Parameterized TDOA: TDOA Estimation for Mobile Target Localization in a Time-Division Broadcast Positioning System

Abstract

In a time-division broadcast positioning system (TDBPS), localizing mobile targets using classical time difference of arrival (TDOA) methods poses significant challenges. Concurrent TDOA measurements are infeasible because targets receive signals from different anchors and extract their transmission times at different reception times, as well as at varying positions. Traditional TDOA estimation schemes implicitly assume that the target remains stationary during the measurement period, which is impractical for mobile targets exhibiting high dynamics. Existing methods for mobile target localization are mostly specialized and rely on motion modeling and do not rely on the concurrent TDOA measurements.
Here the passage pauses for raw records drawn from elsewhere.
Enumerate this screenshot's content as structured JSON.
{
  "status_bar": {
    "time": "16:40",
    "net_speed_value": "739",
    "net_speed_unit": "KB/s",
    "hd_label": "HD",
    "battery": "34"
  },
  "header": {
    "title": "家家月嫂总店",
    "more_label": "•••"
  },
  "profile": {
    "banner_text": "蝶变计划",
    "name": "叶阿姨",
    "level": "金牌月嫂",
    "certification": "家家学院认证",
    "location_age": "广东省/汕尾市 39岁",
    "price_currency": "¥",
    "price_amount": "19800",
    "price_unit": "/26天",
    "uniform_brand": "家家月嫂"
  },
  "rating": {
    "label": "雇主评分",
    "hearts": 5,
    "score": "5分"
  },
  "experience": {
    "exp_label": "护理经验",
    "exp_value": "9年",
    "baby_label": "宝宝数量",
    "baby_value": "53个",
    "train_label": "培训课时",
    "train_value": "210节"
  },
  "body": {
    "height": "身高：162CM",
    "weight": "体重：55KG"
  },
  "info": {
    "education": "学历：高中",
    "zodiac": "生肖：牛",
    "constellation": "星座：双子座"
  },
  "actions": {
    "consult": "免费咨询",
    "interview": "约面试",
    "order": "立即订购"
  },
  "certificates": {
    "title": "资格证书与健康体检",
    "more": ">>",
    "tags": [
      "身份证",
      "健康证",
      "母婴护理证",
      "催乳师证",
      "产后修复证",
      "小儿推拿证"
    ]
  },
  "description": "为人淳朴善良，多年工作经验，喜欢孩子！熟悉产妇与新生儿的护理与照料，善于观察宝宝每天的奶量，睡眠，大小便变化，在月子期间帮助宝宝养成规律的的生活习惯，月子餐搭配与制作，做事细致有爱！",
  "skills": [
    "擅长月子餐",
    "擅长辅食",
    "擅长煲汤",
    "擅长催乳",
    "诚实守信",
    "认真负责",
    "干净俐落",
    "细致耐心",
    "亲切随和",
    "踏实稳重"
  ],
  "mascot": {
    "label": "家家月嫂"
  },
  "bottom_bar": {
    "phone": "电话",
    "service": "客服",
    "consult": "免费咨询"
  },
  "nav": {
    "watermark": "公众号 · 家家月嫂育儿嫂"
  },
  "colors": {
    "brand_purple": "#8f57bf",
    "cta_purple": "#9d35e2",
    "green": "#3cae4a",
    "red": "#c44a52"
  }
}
This issue limits their direct use of the well-established classical TDOA-based localization methods and complicating the entire localization process. In this article, to obtain concurrent TDOA estimates at any instant out of the sequential measurements for direct use of existing TDOA-based localization methods, we propose a novel TDOA estimation method, termed parameterized TDOA (P-TDOA). By approximating the time-varying TDOA as a polynomial function over a short period, we transform the TDOA estimation problem into a model parameter estimation problem and derive the desired TDOA estimates thereafter. Theoretical analysis shows that, under certain conditions, the proposed P-TDOA method closely approaches the Cramér–Rao Lower Bound (CRLB) for TDOA estimation in concurrent measurement scenarios, despite measurements being obtained sequentially. Extensive numerical simulations validate our theoretical analysis and demonstrate the effectiveness of the proposed method, highlighting substantial improvements over existing approaches across various scenarios.